Sabbs123: Interesting.. Jinx's hair creeps me out... Looks like the amount of gel she used to keep it up might become a monster of it's own and scream 'Why?! Why do you use me fot such iniquity!' Same goes for Bee's puffs. They are way too childish... Raven hates long hair, but it does look feminine on her. I think that's what she hates! She likes looking all Badass Gothic (But I can't judge. I keep my hair short for the same reason... Nah, mostly 'cause I'm too lazy to deal with hair) Kole's hair is shoulder-length.. I don't like the antennas... I wonder how it will look after this chap...

Pepperfan1: It's better to untie Kole first because she was most likely going to run and fix her hair or something, being the girly girl. It's not like Herald was going to go anywhere, being kicked in the testes and all. Plus, Jericho trusts her a bit more. Seriously, the girl's started behaving like a normal stalker: Tell all potential threats to back off! So Herald is the only one feeling her heat.

RheaThePsychoticNinja: Hee hee hee hee... You'll find out.

Sabbs123 gave me this idea!


Herald walked into the kitchen to get some OJ.
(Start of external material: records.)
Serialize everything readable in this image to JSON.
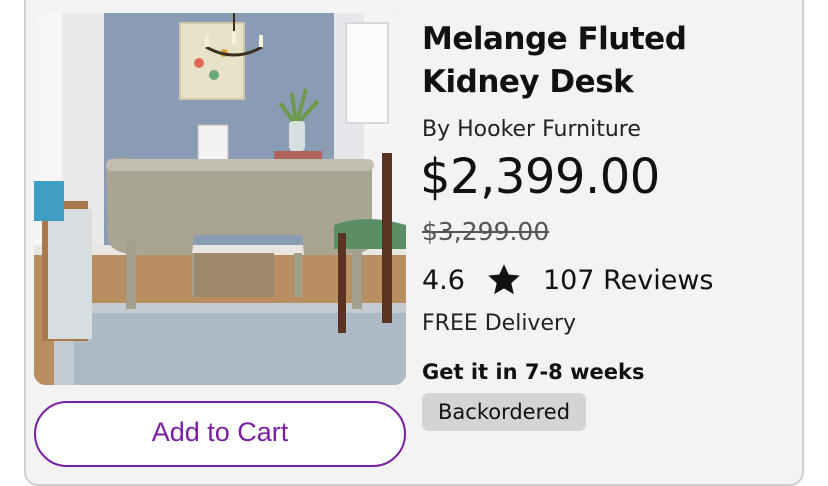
{
  "product": {
    "title": "Melange Fluted Kidney Desk",
    "brand": "By Hooker Furniture",
    "price": "$2,399.00",
    "original_price": "$3,299.00",
    "rating": "4.6",
    "reviews": "107 Reviews",
    "delivery": "FREE Delivery",
    "eta": "Get it in 7-8 weeks",
    "status_badge": "Backordered",
    "image_alt": "Melange Fluted Kidney Desk in a home office"
  },
  "actions": {
    "add_to_cart_label": "Add to Cart"
  },
  "icons": {
    "rating": "star-icon"
  },
  "colors": {
    "accent": "#7b1fa2",
    "card_background": "#f3f3f3",
    "badge_background": "#d4d4d7"
  }
}
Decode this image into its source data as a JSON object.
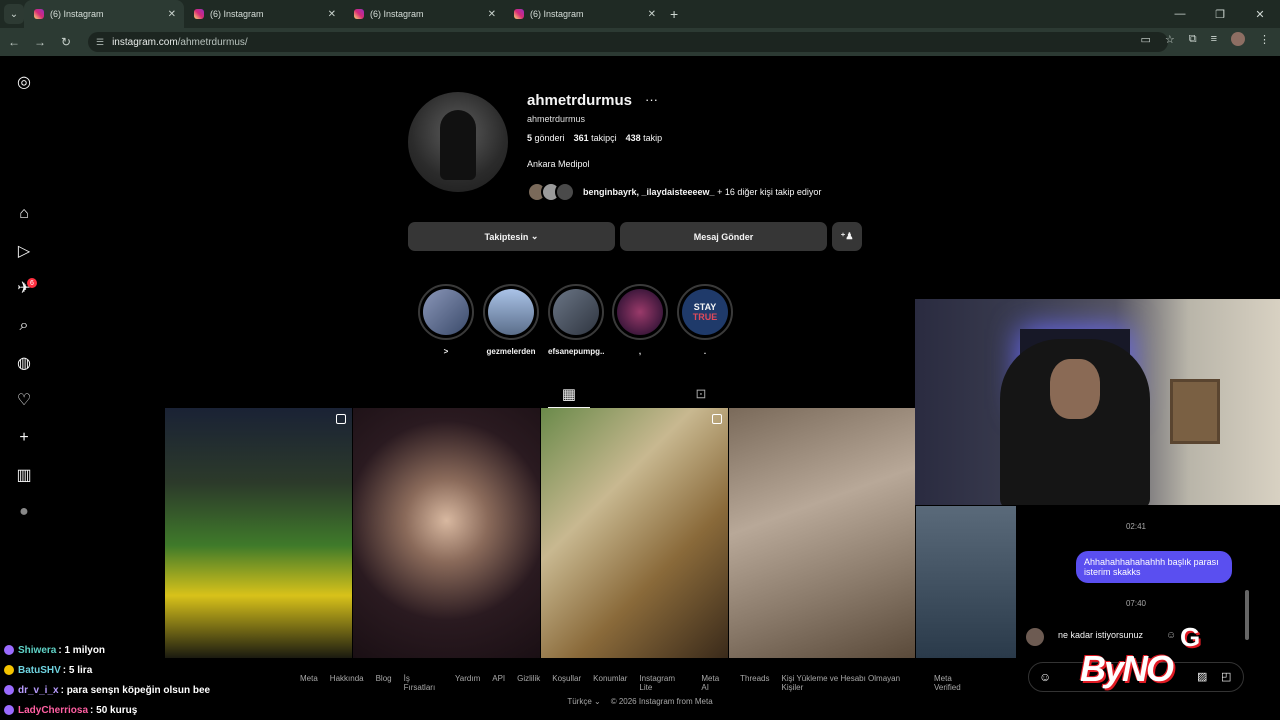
{
  "browser": {
    "tabs": [
      {
        "title": "(6) Instagram",
        "active": true
      },
      {
        "title": "(6) Instagram",
        "active": false
      },
      {
        "title": "(6) Instagram",
        "active": false
      },
      {
        "title": "(6) Instagram",
        "active": false
      }
    ],
    "url_host": "instagram.com",
    "url_path": "/ahmetrdurmus/"
  },
  "sidebar": {
    "notification_count": "6"
  },
  "profile": {
    "username": "ahmetrdurmus",
    "more": "···",
    "handle": "ahmetrdurmus",
    "posts_count": "5",
    "posts_label": "gönderi",
    "followers_count": "361",
    "followers_label": "takipçi",
    "following_count": "438",
    "following_label": "takip",
    "bio": "Ankara Medipol",
    "followed_by_names": "benginbayrk, _ilaydaisteeeew_",
    "followed_by_rest": "+ 16 diğer kişi takip ediyor",
    "follow_button": "Takiptesin",
    "message_button": "Mesaj Gönder"
  },
  "highlights": [
    {
      "label": ">",
      "color": "#6a7a9a"
    },
    {
      "label": "gezmelerden",
      "color": "#8aa3c8"
    },
    {
      "label": "efsanepumpg...",
      "color": "#556070"
    },
    {
      "label": ",",
      "color": "#4a2a5a"
    },
    {
      "label": ".",
      "color": "#1f3a6a"
    }
  ],
  "highlight_stay_text": "STAY",
  "highlight_true_text": "TRUE",
  "footer": {
    "links": [
      "Meta",
      "Hakkında",
      "Blog",
      "İş Fırsatları",
      "Yardım",
      "API",
      "Gizlilik",
      "Koşullar",
      "Konumlar",
      "Instagram Lite",
      "Meta AI",
      "Threads",
      "Kişi Yükleme ve Hesabı Olmayan Kişiler",
      "Meta Verified"
    ],
    "language": "Türkçe",
    "copyright": "© 2026 Instagram from Meta"
  },
  "chat": {
    "time1": "02:41",
    "outgoing": "Ahhahahhahahahhh başlık parası isterim skakks",
    "time2": "07:40",
    "incoming": "ne kadar istiyorsunuz"
  },
  "overlay": {
    "logo_text": "ByNO",
    "g_text": "G"
  },
  "stream_chat": [
    {
      "name": "Shiwera",
      "name_color": "#5fd3c7",
      "message": ": 1 milyon",
      "dot": "#9b6bff"
    },
    {
      "name": "BatuSHV",
      "name_color": "#6fd3e0",
      "message": ": 5 lira",
      "dot": "#f5c400"
    },
    {
      "name": "dr_v_i_x",
      "name_color": "#b99cff",
      "message": ": para senşn köpeğin olsun bee",
      "dot": "#9b6bff"
    },
    {
      "name": "LadyCherriosa",
      "name_color": "#ff5fa2",
      "message": ": 50 kuruş",
      "dot": "#9b6bff"
    }
  ]
}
Oranges don't grow in his dimension, so when he asked the titans to give him some California grown oranges so that he could make juice, he's kept it sacred.
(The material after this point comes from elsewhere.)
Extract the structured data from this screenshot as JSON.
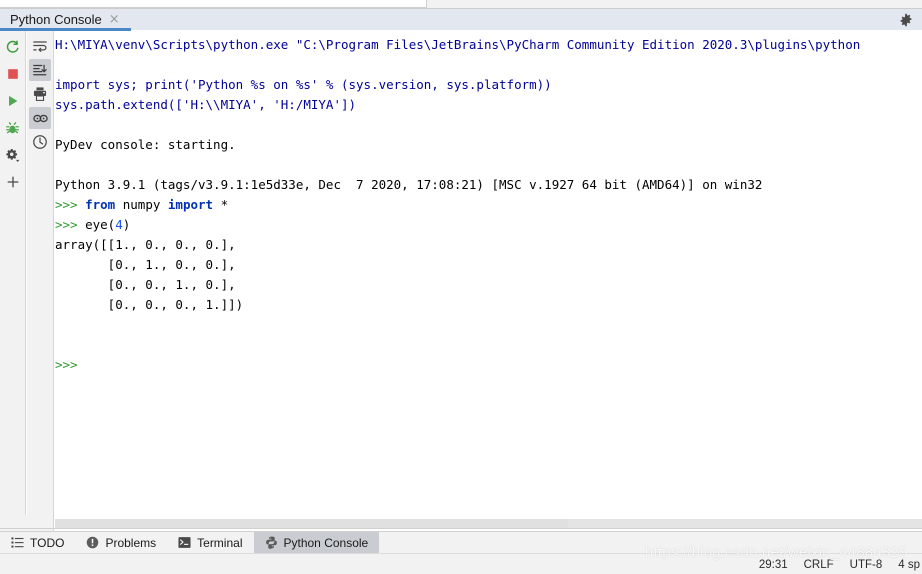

He told both of his roommates not to tough it unless he told them to.

But there Kole was, gulping down the rest of his divine OJ.

"KOLE! My orange juice!"

Kole grinned at him. "What's up? This is awesome!"

If this was one of those cartoons, steam would be coming out his ears.
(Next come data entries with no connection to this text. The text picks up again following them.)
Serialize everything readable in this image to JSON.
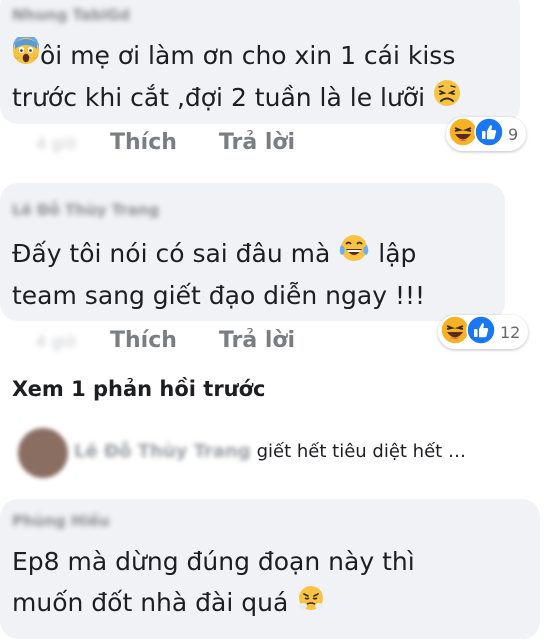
{
  "comments": [
    {
      "author": "Nhung TabiGd",
      "line1": "ôi mẹ ơi làm ơn cho xin 1 cái kiss",
      "line2": "trước khi cắt ,đợi 2 tuần là le lưỡi",
      "time": "4 giờ",
      "like_label": "Thích",
      "reply_label": "Trả lời",
      "reaction_count": "9",
      "emoji_start": "screaming-face-icon",
      "emoji_end": "weary-face-icon"
    },
    {
      "author": "Lê Đỗ Thùy Trang",
      "line1": "Đấy tôi nói có sai đâu mà",
      "line1_after": "lập",
      "line2": "team sang giết đạo diễn ngay !!!",
      "time": "4 giờ",
      "like_label": "Thích",
      "reply_label": "Trả lời",
      "reaction_count": "12",
      "emoji_inline": "tears-of-joy-icon"
    },
    {
      "author": "Phùng Hiếu",
      "line1": "Ep8 mà dừng đúng đoạn này thì",
      "line2": "muốn đốt nhà đài quá",
      "emoji_end": "steam-nose-face-icon"
    }
  ],
  "view_more": "Xem 1 phản hồi trước",
  "reply_preview": {
    "name": "Lê Đỗ Thùy Trang",
    "text": "giết hết tiêu diệt hết …"
  },
  "colors": {
    "bubble": "#f0f2f5",
    "like_blue": "#1877f2",
    "haha_yellow": "#f7b125",
    "meta_gray": "#7a7d82"
  }
}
He took a deep breath. "Aw hell no. See that door over there? That's a pantry. Go get me some orange juice mix... you drank all my fresh squeezed."

Kole folded her arms. "Go get it yourself."

"I swear if you don't I'll snipe all you hair off as you sleep... and you'll never know when I'll do it."

Kole's face paled.

She slowly backed towards the door and opened it.

"Hey! This isn't a-"

He pushed her in and shut the door. Boy, is she stupid?!

It wasn't one of those freezers that opened from the inside.

The guitar strummer walked in from the hall.

He waved good morning to his friend.

"Where's Kole?"

Herald shrugged, leaning against the freezer. "She must have went somewhere."

He wasn't gonna leave her in there for more than 10 minutes. He doesn't want to kill her!

Yet...

Jericho shrugged and stared at Herald. "Dude, don't you usually have orange juice?"

The trumpet player scowled. "Kole drank it all."

Jericho's jaw dropped.

Like, he usually takes a few sips here and there, but Kole drank the whole thing?!

Uh oh...

"Where's Kole?"

Herald shrugged. "We got into a fight and... She's M.I.A."

Thank goodness they couldn't hear anything in the freezer.

Herald walk over to the couch and sat.

"I think I want to grow a goatee." He wanted to change the subject.

Jericho silently laughed and joined him.

"That's real sexy." He signed it with a sarcastic look.

Herald smirked. "But it is."

Jericho glanced at him and gave him a 'more or less' sign.

Herald crossed his arms. "You know it is."

Jericho grinned. "I want sideburns... They're cool."

"True."

Jericho thought of something.

"Goatees are cool.. you get to do this," He pretended to stroke an imaginary goatee.

Herald chuckled. "I just think it's hot."

"So you prefer guys with facial hair?" Jericho asked curiously.

Herald shook his head. "I just think it would be sexy on me."

Jericho made inflating movements near his head.

"Dude..." Herald chuckled. "Wanna watch TV?"

Jericho nodded.

40 minutes later

"Oh no! We're locked in a freezer!" Came from the TV.

Herald jumped up.

"OH CRAP!"

He forgot about Kole in the freezer.

Jericho looked at him perplexedly.

Herald ran over to over to the freezer ad opened it.

The girl was huddled in a corner.

He wasn't sure if she was frozen or crystallized...

Her eyes were bugging out her head and goosebumps were defined.

"Kole?"

She transformed back to human form, her skin having a blue tint to it.

Instead of yelling at him, she jumped up and hugged him.

He looked utterly disgusted.

"T-t-t-thanks, tha-ank you, thank y-y-you," Then she came back to her senses. "Ew!"

She pushed herself away and walked off, shivering.

Jericho let out a deep breath.

Of course Herald did something to her.

Whatever.

Jericho looked back at the television.

"H-hi Jericho." She rubbed her hands together. "I t-think that I'll go drown myself in hot water."

Herald waved at her. "Don't come back!"

Kole turned back around and took up a frying pan.

"F-fuck you!" She threw it with precision.

"Ow!" He clutched his head.

She stomped away, muttering things under her breath like how she'll have to thaw her hair.

Jericho ignored the whole damn thing.


How would Herald look with a goatee?

Anymore ideas?

I think this story may move up to a M.

Not for sex but for explicit sexual references.